Abstract Common approaches to characterize the structure of the DNA in the nucleus, such as the different Chromosome Conformation Capture methods, have not currently been widely applied to different tissue types due to several practical difficulties including the requirement for intact cells to start the sample preparation. In contrast, techniques based on sodium bisulfite conversion of DNA to assay DNA methylation, have been widely applied to many different tissue types in a variety of organisms. Recent work has shown the possibility of inferring some aspects of the three dimensional DNA structure from DNA methylation data, raising the possibility of three dimensional DNA structure prediction using the large collection of already generated DNA methylation datasets.

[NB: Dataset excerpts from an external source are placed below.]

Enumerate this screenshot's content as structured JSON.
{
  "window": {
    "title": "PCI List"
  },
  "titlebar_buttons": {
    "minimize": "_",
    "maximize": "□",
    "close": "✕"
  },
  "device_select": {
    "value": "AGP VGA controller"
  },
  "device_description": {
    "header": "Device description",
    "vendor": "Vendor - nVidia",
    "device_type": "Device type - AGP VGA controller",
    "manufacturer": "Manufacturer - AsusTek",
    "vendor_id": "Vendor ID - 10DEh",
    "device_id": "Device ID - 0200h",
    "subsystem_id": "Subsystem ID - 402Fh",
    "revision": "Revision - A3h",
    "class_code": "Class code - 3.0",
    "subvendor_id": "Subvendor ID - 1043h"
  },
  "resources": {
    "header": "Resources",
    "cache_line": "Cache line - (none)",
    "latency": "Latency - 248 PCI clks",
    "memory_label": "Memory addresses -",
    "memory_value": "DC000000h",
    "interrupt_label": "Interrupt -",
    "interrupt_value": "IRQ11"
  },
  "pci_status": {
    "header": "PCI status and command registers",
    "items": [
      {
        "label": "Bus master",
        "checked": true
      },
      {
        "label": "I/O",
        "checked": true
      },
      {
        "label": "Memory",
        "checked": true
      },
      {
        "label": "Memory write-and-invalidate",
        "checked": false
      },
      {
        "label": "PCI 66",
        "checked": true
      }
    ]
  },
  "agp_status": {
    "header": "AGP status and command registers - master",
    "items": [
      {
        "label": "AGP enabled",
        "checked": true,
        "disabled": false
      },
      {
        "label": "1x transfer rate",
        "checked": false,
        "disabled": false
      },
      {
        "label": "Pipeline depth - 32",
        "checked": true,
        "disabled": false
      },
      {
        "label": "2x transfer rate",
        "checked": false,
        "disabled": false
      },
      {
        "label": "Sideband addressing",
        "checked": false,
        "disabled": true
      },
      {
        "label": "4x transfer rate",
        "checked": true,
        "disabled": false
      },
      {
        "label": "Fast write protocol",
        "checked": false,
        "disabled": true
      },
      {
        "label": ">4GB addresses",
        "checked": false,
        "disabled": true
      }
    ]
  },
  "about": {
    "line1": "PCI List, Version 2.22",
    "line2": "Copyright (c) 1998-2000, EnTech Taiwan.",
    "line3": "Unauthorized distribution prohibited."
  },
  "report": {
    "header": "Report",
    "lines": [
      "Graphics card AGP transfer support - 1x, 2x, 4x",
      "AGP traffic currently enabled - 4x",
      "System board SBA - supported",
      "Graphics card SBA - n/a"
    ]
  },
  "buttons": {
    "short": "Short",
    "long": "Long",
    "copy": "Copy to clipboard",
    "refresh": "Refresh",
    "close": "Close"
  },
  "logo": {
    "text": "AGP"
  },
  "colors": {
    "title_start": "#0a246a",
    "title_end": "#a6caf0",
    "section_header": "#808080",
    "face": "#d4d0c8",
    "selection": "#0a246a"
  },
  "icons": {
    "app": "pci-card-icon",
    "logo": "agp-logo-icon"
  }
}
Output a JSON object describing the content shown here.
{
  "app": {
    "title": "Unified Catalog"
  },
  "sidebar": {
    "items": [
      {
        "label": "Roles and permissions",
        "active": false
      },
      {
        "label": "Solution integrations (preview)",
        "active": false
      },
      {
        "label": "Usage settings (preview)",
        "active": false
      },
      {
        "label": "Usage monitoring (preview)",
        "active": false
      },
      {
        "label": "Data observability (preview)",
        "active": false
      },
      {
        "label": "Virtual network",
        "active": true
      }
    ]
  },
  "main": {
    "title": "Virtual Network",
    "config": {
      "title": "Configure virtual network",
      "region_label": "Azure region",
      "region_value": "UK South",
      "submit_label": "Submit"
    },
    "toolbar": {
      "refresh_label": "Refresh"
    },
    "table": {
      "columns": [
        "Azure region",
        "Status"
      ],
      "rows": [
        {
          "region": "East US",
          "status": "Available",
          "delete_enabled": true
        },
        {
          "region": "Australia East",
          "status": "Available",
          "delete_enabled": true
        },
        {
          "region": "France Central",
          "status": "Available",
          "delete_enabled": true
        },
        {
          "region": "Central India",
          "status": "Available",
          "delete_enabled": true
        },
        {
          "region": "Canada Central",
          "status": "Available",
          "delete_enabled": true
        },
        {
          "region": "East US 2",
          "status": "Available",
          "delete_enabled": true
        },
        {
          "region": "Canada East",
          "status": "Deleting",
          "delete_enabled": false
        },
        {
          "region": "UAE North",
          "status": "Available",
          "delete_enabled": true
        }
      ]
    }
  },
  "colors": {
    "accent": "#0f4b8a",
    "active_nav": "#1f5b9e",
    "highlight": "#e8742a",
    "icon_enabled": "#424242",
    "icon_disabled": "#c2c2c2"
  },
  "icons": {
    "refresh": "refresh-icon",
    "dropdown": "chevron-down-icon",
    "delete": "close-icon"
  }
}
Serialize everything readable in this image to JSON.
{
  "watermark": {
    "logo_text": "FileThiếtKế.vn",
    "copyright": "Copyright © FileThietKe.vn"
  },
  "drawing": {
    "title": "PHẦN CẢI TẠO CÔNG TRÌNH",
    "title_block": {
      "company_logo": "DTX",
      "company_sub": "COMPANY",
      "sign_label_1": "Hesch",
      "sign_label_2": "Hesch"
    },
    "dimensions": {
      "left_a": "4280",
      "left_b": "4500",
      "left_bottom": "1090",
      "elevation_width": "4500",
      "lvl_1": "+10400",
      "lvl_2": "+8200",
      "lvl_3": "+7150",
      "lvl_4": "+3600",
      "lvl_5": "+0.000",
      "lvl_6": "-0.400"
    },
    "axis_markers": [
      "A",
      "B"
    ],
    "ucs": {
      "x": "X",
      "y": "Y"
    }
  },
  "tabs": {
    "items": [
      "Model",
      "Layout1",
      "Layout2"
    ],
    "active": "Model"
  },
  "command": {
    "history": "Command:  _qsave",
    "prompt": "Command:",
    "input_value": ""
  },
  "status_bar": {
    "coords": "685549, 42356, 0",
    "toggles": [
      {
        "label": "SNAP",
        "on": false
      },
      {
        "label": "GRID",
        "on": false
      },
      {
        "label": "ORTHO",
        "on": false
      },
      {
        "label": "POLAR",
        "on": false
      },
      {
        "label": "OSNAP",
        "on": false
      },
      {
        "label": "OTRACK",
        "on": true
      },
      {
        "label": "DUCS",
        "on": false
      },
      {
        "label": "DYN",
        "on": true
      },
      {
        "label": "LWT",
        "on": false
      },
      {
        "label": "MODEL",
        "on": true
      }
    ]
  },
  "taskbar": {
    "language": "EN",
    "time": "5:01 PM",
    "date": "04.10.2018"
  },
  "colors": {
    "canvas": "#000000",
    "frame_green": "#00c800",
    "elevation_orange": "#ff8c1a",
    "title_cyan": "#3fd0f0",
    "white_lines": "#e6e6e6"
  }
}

We propose a simple method to predict the values of the first eigenvector of the Hi-C matrix of a sample (and hence the positions of the A and B compartments) using only the GC content of the sequence and a single whole genome bisulfite sequencing (WGBS) experiment which yields information on the methylation levels and their variability along the genome. We train and test our model on 10 samples for which we have data from both bisulfite sequencing and chromosome conformation experiments and our most relevant finding is that the variability of DNA methylation along the sequence is often a better predictor than methylation itself. We then run a prediction on 206 DNA methylation profiles produced by the Blueprint project and use ChIP-Seq and RNA-Seq data to confirm that the forecasted eigenvector delineates correctly the physical chromatin compartments observed with the Hi-C experiment.